A narrow type of life insurance called accidental death and dismemberment covers only deaths that are accidental, such as an accidental fall or car crash. It does not cover deaths by illness, disease, or old age.
What Does Life Insurance Exclude?
Life insurance policies generally exclude only suicide within the first two years of owning the policy. This “suicide clause,” as it’s called, is a standard part of life insurance contracts. Apart from that, you can count on a life insurance policy to provide a payout no matter the cause of death.
There are cases where a payout could be jeopardized for reasons unrelated to the cause of death. For example, if the policyholder quit paying for the life insurance and the policy lapses, there is no payout. However, if the policyholder only recently quit paying because of an illness—such as a hospitalization that prevented payments—beneficiaries might be able to reinstate the policy by paying the premiums due.

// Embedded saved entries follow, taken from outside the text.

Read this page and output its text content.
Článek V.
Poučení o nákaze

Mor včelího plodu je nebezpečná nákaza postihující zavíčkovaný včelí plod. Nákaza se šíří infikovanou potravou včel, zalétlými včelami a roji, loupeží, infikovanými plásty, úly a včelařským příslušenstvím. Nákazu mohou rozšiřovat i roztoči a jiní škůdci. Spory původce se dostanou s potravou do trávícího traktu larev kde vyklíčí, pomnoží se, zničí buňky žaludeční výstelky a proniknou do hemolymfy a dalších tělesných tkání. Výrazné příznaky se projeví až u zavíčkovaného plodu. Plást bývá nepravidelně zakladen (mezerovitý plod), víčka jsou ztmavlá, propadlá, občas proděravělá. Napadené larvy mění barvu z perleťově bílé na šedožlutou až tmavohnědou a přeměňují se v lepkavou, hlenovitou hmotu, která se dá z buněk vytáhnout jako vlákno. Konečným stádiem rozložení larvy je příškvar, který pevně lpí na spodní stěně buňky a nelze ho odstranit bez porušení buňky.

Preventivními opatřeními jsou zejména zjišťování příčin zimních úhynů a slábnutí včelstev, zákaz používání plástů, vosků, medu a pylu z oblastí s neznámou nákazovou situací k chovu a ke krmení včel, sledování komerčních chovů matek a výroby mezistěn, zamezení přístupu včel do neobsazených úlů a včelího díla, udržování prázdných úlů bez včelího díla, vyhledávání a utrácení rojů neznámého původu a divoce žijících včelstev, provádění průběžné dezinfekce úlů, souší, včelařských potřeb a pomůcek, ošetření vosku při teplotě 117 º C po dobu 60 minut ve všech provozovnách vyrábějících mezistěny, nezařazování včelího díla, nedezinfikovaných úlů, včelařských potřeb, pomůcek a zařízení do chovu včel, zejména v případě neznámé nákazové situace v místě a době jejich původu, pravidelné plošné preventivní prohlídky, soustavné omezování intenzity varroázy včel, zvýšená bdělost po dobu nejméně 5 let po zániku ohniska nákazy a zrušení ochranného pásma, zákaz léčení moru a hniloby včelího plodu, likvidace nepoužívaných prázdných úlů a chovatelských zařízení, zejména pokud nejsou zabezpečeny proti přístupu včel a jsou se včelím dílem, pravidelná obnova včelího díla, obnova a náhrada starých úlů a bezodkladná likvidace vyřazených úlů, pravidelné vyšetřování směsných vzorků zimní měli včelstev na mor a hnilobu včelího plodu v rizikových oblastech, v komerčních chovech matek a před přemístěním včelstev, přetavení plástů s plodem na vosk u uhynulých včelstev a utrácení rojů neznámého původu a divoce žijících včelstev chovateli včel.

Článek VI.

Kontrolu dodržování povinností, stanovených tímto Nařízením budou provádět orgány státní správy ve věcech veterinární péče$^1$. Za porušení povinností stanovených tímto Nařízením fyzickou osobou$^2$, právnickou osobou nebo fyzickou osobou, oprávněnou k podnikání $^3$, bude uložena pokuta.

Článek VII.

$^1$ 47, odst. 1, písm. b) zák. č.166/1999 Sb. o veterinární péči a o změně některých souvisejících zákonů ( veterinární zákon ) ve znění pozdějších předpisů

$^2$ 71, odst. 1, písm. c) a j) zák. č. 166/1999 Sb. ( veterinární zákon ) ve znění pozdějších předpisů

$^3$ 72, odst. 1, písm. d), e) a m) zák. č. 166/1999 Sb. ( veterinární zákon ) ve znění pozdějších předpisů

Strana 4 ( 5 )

Life insurers could also deny a payout if they find that the applicant misrepresented something on the application, such as a health issue.
Do I Need Life Insurance?
If someone depends on you financially—either now or after your death—you may need life insurance. For example:
- Many people buy life insurance so it can act as an income replacement for their families if they die unexpectedly.
- Some people provide financial support after their death by funding a trust with life insurance. For example, if you have a child with special needs, trust can be used to provide for them.
Other common reasons people buy life insurance are:
- To provide funds for their own funeral.
- To provide money for their families to pay off a mortgage or other debts.
- To ensure that children have money for college tuition in case a parent passes away.
- To create supplemental income during retirement years with a cash value policy.
- To provide money to pay estate taxes to beneficiaries who are inheriting very large taxable estates.
How Much Life Insurance Do You Need?
You can calculate how much life insurance you need with a basic equation:
[Financial obligations you want to cover] -[existing assets that can be used toward bills] = Your life insurance needExamples of “financial obligations you want to cover” might include income replacement, mortgage payments, college tuition, and other large debts.
Examples of “existing assets that can be used toward bills” might include your retirement savings and other types of savings (such as a 529 college savings account), and existing life insurance.